Source of Digital Item

National Agricultural Library


THE FARMERS in the six Southeastern States- Tennessee, North Carolina, Mississippi, Alabama, Georgia, and South Carolina are encouraged to increase their wheat acreage on land suitable for the crop, as it leads to crop diversification and provides home-grown bread.

The sandy loam, silt loam, loam, and many of the clay soils when well drained and fertile are suited to wheat production. The lighter sandy soils, especially in the Coastal Plain, are better adapted for rye.

It is necessary to apply fertilizers to most of the southern soils, phosphorus being the principal element needed. Lime is also generally necessary for the best results.

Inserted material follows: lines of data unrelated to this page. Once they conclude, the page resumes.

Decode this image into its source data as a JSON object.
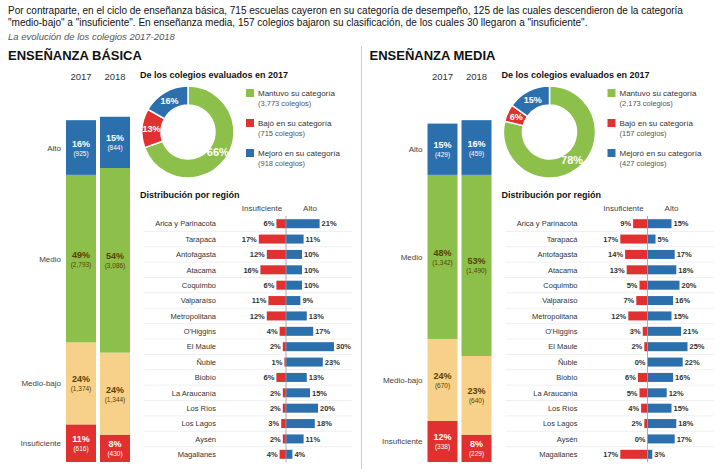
{
  "chart_data": [
    {
      "type": "bar",
      "stacked": true,
      "title": "ENSEÑANZA BÁSICA",
      "annotations": [
        "Por contraparte, en el ciclo de enseñanza básica, 715 escuelas cayeron en su categoría de desempeño, 125 de las cuales descendieron de la categoría \"medio-bajo\" a \"insuficiente\". En enseñanza media, 157 colegios bajaron su clasificación, de los cuales 30 llegaron a \"insuficiente\".",
        "La evolución de los colegios 2017-2018"
      ],
      "categories": [
        "2017",
        "2018"
      ],
      "ylim": [
        0,
        110
      ],
      "tick_labels": "x",
      "data_labels": true,
      "series": [
        {
          "name": "Alto",
          "color": "#2c6fad",
          "values": [
            16,
            15
          ],
          "value_labels": [
            "16%",
            "15%"
          ],
          "counts": [
            925,
            844
          ],
          "count_labels": [
            "(925)",
            "(844)"
          ]
        },
        {
          "name": "Medio",
          "color": "#8dc04a",
          "values": [
            49,
            54
          ],
          "value_labels": [
            "49%",
            "54%"
          ],
          "counts": [
            2793,
            3086
          ],
          "count_labels": [
            "(2,793)",
            "(3,086)"
          ]
        },
        {
          "name": "Medio-bajo",
          "color": "#f7d08a",
          "values": [
            24,
            24
          ],
          "value_labels": [
            "24%",
            "24%"
          ],
          "counts": [
            1374,
            1344
          ],
          "count_labels": [
            "(1,374)",
            "(1,344)"
          ]
        },
        {
          "name": "Insuficiente",
          "color": "#e03030",
          "values": [
            11,
            8
          ],
          "value_labels": [
            "11%",
            "8%"
          ],
          "counts": [
            616,
            430
          ],
          "count_labels": [
            "(616)",
            "(430)"
          ]
        }
      ]
    },
    {
      "type": "pie",
      "title": "De los colegios evaluados en 2017",
      "categories": [
        "Mantuvo su categoría",
        "Bajó en su categoría",
        "Mejoró en su categoría"
      ],
      "values": [
        66,
        13,
        16
      ],
      "value_labels": [
        "66%",
        "13%",
        "16%"
      ],
      "colors": [
        "#8dc04a",
        "#e03030",
        "#2c6fad"
      ],
      "data_labels": true,
      "counts": [
        3773,
        715,
        918
      ],
      "count_labels": [
        "(3,773 colegios)",
        "(715 colegios)",
        "(918 colegios)"
      ]
    },
    {
      "type": "bar",
      "orientation": "horizontal",
      "title": "Distribución por región",
      "categories": [
        "Arica y Parinacota",
        "Tarapacá",
        "Antofagasta",
        "Atacama",
        "Coquimbo",
        "Valparaíso",
        "Metropolitana",
        "O'Higgins",
        "El Maule",
        "Ñuble",
        "Biobío",
        "La Araucanía",
        "Los Ríos",
        "Los Lagos",
        "Aysén",
        "Magallanes"
      ],
      "xlim": [
        0,
        30
      ],
      "tick_labels": "y",
      "data_labels": true,
      "series": [
        {
          "name": "Insuficiente",
          "color": "#e03030",
          "values": [
            6,
            17,
            12,
            16,
            6,
            11,
            12,
            4,
            2,
            1,
            6,
            2,
            2,
            3,
            2,
            4
          ],
          "value_labels": [
            "6%",
            "17%",
            "12%",
            "16%",
            "6%",
            "11%",
            "12%",
            "4%",
            "2%",
            "1%",
            "6%",
            "2%",
            "2%",
            "3%",
            "2%",
            "4%"
          ]
        },
        {
          "name": "Alto",
          "color": "#2c6fad",
          "values": [
            21,
            11,
            10,
            10,
            10,
            9,
            13,
            17,
            30,
            23,
            13,
            15,
            20,
            18,
            11,
            4
          ],
          "value_labels": [
            "21%",
            "11%",
            "10%",
            "10%",
            "10%",
            "9%",
            "13%",
            "17%",
            "30%",
            "23%",
            "13%",
            "15%",
            "20%",
            "18%",
            "11%",
            "4%"
          ]
        }
      ]
    },
    {
      "type": "bar",
      "stacked": true,
      "title": "ENSEÑANZA MEDIA",
      "categories": [
        "2017",
        "2018"
      ],
      "ylim": [
        0,
        110
      ],
      "tick_labels": "x",
      "data_labels": true,
      "series": [
        {
          "name": "Alto",
          "color": "#2c6fad",
          "values": [
            15,
            16
          ],
          "value_labels": [
            "15%",
            "16%"
          ],
          "counts": [
            429,
            459
          ],
          "count_labels": [
            "(429)",
            "(459)"
          ]
        },
        {
          "name": "Medio",
          "color": "#8dc04a",
          "values": [
            48,
            53
          ],
          "value_labels": [
            "48%",
            "53%"
          ],
          "counts": [
            1342,
            1490
          ],
          "count_labels": [
            "(1,342)",
            "(1,490)"
          ]
        },
        {
          "name": "Medio-bajo",
          "color": "#f7d08a",
          "values": [
            24,
            23
          ],
          "value_labels": [
            "24%",
            "23%"
          ],
          "counts": [
            670,
            640
          ],
          "count_labels": [
            "(670)",
            "(640)"
          ]
        },
        {
          "name": "Insuficiente",
          "color": "#e03030",
          "values": [
            12,
            8
          ],
          "value_labels": [
            "12%",
            "8%"
          ],
          "counts": [
            338,
            229
          ],
          "count_labels": [
            "(338)",
            "(229)"
          ]
        }
      ]
    },
    {
      "type": "pie",
      "title": "De los colegios evaluados en 2017",
      "categories": [
        "Mantuvo su categoría",
        "Bajó en su categoría",
        "Mejoró en su categoría"
      ],
      "values": [
        78,
        6,
        15
      ],
      "value_labels": [
        "78%",
        "6%",
        "15%"
      ],
      "colors": [
        "#8dc04a",
        "#e03030",
        "#2c6fad"
      ],
      "data_labels": true,
      "counts": [
        2173,
        157,
        427
      ],
      "count_labels": [
        "(2,173 colegios)",
        "(157 colegios)",
        "(427 colegios)"
      ]
    },
    {
      "type": "bar",
      "orientation": "horizontal",
      "title": "Distribución por región",
      "categories": [
        "Arica y Parinacota",
        "Tarapacá",
        "Antofagasta",
        "Atacama",
        "Coquimbo",
        "Valparaíso",
        "Metropolitana",
        "O'Higgins",
        "El Maule",
        "Ñuble",
        "Biobío",
        "La Araucanía",
        "Los Ríos",
        "Los Lagos",
        "Aysén",
        "Magallanes"
      ],
      "xlim": [
        0,
        30
      ],
      "tick_labels": "y",
      "data_labels": true,
      "series": [
        {
          "name": "Insuficiente",
          "color": "#e03030",
          "values": [
            9,
            17,
            14,
            13,
            5,
            7,
            12,
            3,
            2,
            0,
            6,
            5,
            4,
            2,
            0,
            17
          ],
          "value_labels": [
            "9%",
            "17%",
            "14%",
            "13%",
            "5%",
            "7%",
            "12%",
            "3%",
            "2%",
            "0%",
            "6%",
            "5%",
            "4%",
            "2%",
            "0%",
            "17%"
          ]
        },
        {
          "name": "Alto",
          "color": "#2c6fad",
          "values": [
            15,
            5,
            17,
            18,
            20,
            16,
            15,
            21,
            25,
            22,
            16,
            12,
            15,
            18,
            17,
            3
          ],
          "value_labels": [
            "15%",
            "5%",
            "17%",
            "18%",
            "20%",
            "16%",
            "15%",
            "21%",
            "25%",
            "22%",
            "16%",
            "12%",
            "15%",
            "18%",
            "17%",
            "3%"
          ]
        }
      ]
    }
  ]
}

Wheat should be grown only in rotation including legumes and cultivated crops. Make the seed bed a fit place for the seed. Fan and grade all seed before sowing, to remove trash and weed seeds, and treat with formaldehyde when the seed is infected with smut.

Soft red winter wheats are best, considered from all standpoints.

Home-grown seed should be used when it can be secured.

Late sowing is the most practicable and effective method of controlling the Hessian fly, but good farm practice is necessary for the best results when wheat is sown late.

Wheat will furnish much pasture for stock in the fall and winter.